Back home here in Zimbabwe, on January 24 2015, police swooped on worshippers who were gathering at Stanley Hall in Bulawayo to remember the victims of Gukurahundi. A local daily paper reported that this was the third consecutive year police had stopped the Gukurahundi memorial prayer service. According to the report produced by the Catholic Commission for Justice and Peace (CCJP) and the Legal Resource Foundation (LRF), over 20 000 people were killed in the Midlands and Matebeleland by the North Korean-trained Fifth Brigade.

The events in Zimbabwe and Poland referred above bring to the core issues of truth, acknowledgement and the right to remember. For our dearly departed, it is the right not to be forgotten. There has been a concerted effort to engineer national amnesia regarding the Gukurahundi massacres without addressing them and responding to the just needs of the victims.

International law now carries the right to know, imposing on states the obligation to investigate all human rights violations and assist victims to obtain full truth and access to justice and remedy. In the light of these developments in international law, it is disturbing there is such a deliberate effort to force everyone to forget and the departed to be forgotten. The right to know as enshrined in international law includes the right to memory, or simply put, the right to remember.

There are many reasons why survivors refuse to forget, simply because they cannot forget.

Roberto Cabrera, a human rights activist from Guatemala once said, "When considering the question; should we remember? It is very important to firstly ask; has any victim forgotten? Could they ever forget? Secondly, we should ask; who wants to forget? Who benefits when all the atrocities stay silent in the past?"
One only needs to watch ZTV around the Heroes holidays to know that them who want others to forget, have not forgotten the evil things done against them.

If we want to build peace, then we must not forget. The survivor at Auschwitz said that we do not want our past to be our children's future. The only way to avoid that history repeating itself is to confront that past and dealing with it.

Judging by the behaviour of the police last week, and the ban on the Gukurahundi memorial activities in the last consecutive three years, it is clear that our leadership believe that we all must forget.

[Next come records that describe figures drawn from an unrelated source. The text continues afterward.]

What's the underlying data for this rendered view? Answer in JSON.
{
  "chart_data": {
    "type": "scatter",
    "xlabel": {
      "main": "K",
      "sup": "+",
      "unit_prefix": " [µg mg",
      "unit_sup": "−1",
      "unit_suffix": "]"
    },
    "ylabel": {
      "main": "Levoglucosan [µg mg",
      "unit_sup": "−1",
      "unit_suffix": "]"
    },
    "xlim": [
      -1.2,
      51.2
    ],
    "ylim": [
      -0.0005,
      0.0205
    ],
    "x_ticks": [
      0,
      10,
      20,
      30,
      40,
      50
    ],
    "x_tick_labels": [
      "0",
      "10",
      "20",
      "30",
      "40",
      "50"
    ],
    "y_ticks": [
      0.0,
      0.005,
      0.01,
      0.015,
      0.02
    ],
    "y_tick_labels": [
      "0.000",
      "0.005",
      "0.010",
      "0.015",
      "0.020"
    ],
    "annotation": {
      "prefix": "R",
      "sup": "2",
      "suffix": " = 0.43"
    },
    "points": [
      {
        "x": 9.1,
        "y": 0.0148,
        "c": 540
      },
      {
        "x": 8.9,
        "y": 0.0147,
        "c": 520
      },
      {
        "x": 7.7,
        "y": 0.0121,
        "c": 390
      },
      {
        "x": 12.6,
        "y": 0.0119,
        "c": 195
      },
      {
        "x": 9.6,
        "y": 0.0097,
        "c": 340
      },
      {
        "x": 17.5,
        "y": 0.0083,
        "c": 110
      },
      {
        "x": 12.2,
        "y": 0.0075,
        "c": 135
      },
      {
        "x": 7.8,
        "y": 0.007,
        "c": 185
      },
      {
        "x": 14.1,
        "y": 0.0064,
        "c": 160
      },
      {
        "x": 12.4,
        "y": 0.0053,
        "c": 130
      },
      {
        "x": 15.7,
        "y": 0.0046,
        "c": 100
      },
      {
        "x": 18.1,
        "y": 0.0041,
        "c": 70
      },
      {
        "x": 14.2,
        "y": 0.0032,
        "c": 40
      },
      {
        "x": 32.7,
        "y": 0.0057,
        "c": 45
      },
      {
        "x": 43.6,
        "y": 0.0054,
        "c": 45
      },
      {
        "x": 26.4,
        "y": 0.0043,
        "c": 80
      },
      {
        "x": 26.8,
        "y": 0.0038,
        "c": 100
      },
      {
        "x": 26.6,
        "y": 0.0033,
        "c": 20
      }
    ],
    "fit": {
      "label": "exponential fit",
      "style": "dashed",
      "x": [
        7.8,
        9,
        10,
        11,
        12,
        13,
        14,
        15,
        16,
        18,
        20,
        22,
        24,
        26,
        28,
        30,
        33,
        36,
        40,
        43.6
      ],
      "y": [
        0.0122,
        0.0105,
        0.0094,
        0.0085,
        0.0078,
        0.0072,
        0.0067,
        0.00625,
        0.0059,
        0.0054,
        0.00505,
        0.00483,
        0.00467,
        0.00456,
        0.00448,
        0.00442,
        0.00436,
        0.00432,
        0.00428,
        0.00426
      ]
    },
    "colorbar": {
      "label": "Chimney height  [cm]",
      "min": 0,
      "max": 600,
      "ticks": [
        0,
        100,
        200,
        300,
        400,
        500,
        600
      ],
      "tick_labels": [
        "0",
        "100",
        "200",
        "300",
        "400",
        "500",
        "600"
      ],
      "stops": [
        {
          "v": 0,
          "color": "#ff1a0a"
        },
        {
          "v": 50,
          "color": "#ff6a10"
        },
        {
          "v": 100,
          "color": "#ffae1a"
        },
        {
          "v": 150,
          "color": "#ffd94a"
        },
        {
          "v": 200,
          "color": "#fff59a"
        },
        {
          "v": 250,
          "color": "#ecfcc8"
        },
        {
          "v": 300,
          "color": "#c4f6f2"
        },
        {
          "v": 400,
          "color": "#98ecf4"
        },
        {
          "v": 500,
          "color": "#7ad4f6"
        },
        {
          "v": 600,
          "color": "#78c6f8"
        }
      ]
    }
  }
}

One leader, sometime in 2011 is quoted in one of the reports as having said, "We don't want to undermine efforts by our national leaders to reunite the people. If we try to open healed wounds by discussing such issues, we will be undermining and failing to recognise the statesmanship exhibited by the Unity Accord of 1987."

How can a society simply forget the murder of 20 000 innocent civilians and move on like it has never happened? And why should those thousands lying in unnamed shallow graves agree to be forgotten away from their families? How can all the affected families be asked to simply forget their loved ones? How can we do that and still maintain our humanity? If anything, the opposite must happen. We must remember!

"However painful the experience, the wounds of the past must not be allowed to fester. They must be opened," Archbishop Desmond Tutu, said, "They must be cleansed. And balm must be poured on them so they can heal. This is not to be obsessed with the past. It is to take care that the past is properly dealt with for the sake of the future."

The leadership must know that not only do we have the right to remember, but also the right to know the truth. On the eve of the National Peace and Reconciliation Commission (NPRC), the conversation on our violent past must now commence and gather momentum. Memorials and monuments must now be built.

Victims must now get ready to speak and laws must be crafted to ensure their safety. Truth must now come home. Our dearly departed must receive decent burials and the missing remains must find their way home. They too must refuse to be forgotten. Widows and orphans must now exercise the right to mourn, and all of us must mourn with them and wage a middle finger at that despicable past and give it a decent burial to make sure that it returns no more to haunt our children.